The “Operation Onslaught” that the posters are promoting is more of a awareness campaign when compared to the other of the groups' operations. The hacktivist group is calling Onslaught its “first ever large-scale community event.”

According to the website from the poster, people are being encouraged to print off their own posters, stencils or stickers and plaster them all over major centres in their home cities on the night of July 30. The goal is to remind people “that freedom is alive in all of us and Anonymous is here to make sure people are heard. Let everyone know that change is on the way.”

While that may sound like idle talk to some, Anonymous has been extremely successful into turning ideas of this kind into action with an collective of leaderless, nameless, young, internet-savvy volunteers from all over the world. Their use of hacking and other Internet tricks to promote their ideals caused the coining of the word “hacktivist,” to describe them and similar groups.
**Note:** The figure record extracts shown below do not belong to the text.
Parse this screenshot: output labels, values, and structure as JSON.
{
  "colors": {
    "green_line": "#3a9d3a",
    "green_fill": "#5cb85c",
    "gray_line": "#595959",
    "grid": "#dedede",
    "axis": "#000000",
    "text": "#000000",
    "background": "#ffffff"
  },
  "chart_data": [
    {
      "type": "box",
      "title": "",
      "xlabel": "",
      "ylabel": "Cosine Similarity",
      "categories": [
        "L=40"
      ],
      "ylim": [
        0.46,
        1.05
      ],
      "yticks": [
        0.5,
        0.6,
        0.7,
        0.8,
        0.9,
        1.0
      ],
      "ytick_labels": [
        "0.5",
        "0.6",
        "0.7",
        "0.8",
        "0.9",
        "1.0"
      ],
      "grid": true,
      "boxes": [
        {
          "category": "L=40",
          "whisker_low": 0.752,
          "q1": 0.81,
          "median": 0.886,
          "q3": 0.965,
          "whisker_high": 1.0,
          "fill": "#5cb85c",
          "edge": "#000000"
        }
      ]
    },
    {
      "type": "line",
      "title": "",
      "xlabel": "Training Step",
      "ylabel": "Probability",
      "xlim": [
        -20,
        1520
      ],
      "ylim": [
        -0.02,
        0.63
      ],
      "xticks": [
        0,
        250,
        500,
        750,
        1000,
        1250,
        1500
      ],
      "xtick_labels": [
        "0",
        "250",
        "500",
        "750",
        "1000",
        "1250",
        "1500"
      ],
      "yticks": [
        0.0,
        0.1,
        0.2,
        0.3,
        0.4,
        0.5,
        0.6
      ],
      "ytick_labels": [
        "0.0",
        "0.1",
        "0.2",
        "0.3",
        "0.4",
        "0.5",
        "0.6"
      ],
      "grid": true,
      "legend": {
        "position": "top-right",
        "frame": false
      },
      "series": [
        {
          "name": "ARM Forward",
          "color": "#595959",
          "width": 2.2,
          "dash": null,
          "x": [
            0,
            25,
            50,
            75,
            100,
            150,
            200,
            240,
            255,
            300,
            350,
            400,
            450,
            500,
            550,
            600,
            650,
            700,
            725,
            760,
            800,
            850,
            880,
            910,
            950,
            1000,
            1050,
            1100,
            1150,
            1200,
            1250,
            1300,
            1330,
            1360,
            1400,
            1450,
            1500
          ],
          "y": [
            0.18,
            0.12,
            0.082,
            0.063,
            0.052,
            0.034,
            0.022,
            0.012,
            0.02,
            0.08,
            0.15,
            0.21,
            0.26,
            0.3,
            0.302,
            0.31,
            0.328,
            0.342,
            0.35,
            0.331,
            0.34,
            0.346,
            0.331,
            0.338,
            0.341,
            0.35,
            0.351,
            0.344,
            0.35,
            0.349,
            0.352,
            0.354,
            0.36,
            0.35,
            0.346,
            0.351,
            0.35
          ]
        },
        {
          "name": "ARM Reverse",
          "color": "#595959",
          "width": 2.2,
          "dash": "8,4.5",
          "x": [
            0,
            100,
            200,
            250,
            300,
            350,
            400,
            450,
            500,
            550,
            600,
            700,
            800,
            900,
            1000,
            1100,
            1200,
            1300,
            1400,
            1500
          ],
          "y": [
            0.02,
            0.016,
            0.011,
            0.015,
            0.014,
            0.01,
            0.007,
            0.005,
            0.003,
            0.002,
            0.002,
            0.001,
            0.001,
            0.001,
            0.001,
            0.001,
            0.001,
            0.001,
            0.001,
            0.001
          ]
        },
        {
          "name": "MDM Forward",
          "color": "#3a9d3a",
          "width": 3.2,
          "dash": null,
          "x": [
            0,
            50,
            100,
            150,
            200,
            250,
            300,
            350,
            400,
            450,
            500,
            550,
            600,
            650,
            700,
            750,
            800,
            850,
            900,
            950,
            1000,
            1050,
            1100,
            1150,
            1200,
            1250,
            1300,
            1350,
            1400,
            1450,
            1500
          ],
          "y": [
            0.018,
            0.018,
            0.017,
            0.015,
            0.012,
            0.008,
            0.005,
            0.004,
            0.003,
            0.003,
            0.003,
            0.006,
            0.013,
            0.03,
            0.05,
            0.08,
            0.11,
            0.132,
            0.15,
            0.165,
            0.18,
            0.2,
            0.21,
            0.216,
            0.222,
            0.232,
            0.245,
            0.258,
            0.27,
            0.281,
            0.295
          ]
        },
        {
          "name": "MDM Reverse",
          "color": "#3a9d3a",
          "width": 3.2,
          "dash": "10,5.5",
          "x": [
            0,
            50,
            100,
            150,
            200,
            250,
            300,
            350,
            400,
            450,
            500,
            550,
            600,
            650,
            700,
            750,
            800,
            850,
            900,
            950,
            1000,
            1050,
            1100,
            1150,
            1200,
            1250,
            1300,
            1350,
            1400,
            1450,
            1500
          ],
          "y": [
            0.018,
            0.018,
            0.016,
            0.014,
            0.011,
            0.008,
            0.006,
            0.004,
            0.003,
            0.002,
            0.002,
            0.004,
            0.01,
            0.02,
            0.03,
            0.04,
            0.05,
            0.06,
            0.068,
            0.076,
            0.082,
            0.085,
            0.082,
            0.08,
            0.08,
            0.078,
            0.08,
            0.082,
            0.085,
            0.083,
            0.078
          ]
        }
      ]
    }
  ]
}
Anonymous has been around for several years but until last year was not known outside of Internet enthusiasts and the governments, companies and organizations that the group has targeted for its “operations. “

That all changed when Anonymous put motion “Operation Payback,” which targeted Master Card and Visa with denial of service attacks late last year after the credit card companies decided to stop processing donations to Wikileaks during the controversy over the diplomatic documents that Wikileaks published for all the world to see. Anonymous members bombarded the companys' websites en masse with requests eating up the sites bandwidth and causing them to either crash or slow down to a crawl.

Operation Onslaught may be a response to the pressure being put on Anonymous by authorities since it proved itself to be a more legitimate threat to companies and governments than just a bunch of idealistic kids with computers. Earlier this week 14 people in the US were arrested in suspicion of being involved in Operation Payback, people have also been arrested in Spain, Holland, Australia and the UK. US senator John McCain also called this week for congressional hearings on Anonymous and other hactivist groups like Luls Sec.

The signs indicate that at least one person in Prince Rupert is already trying to recruit others into participating in Operation Onslaught, but will a campaign on the Internet spill out onto the walls of Prince Rupert? We'll have to wait for the morning of July 31 to see.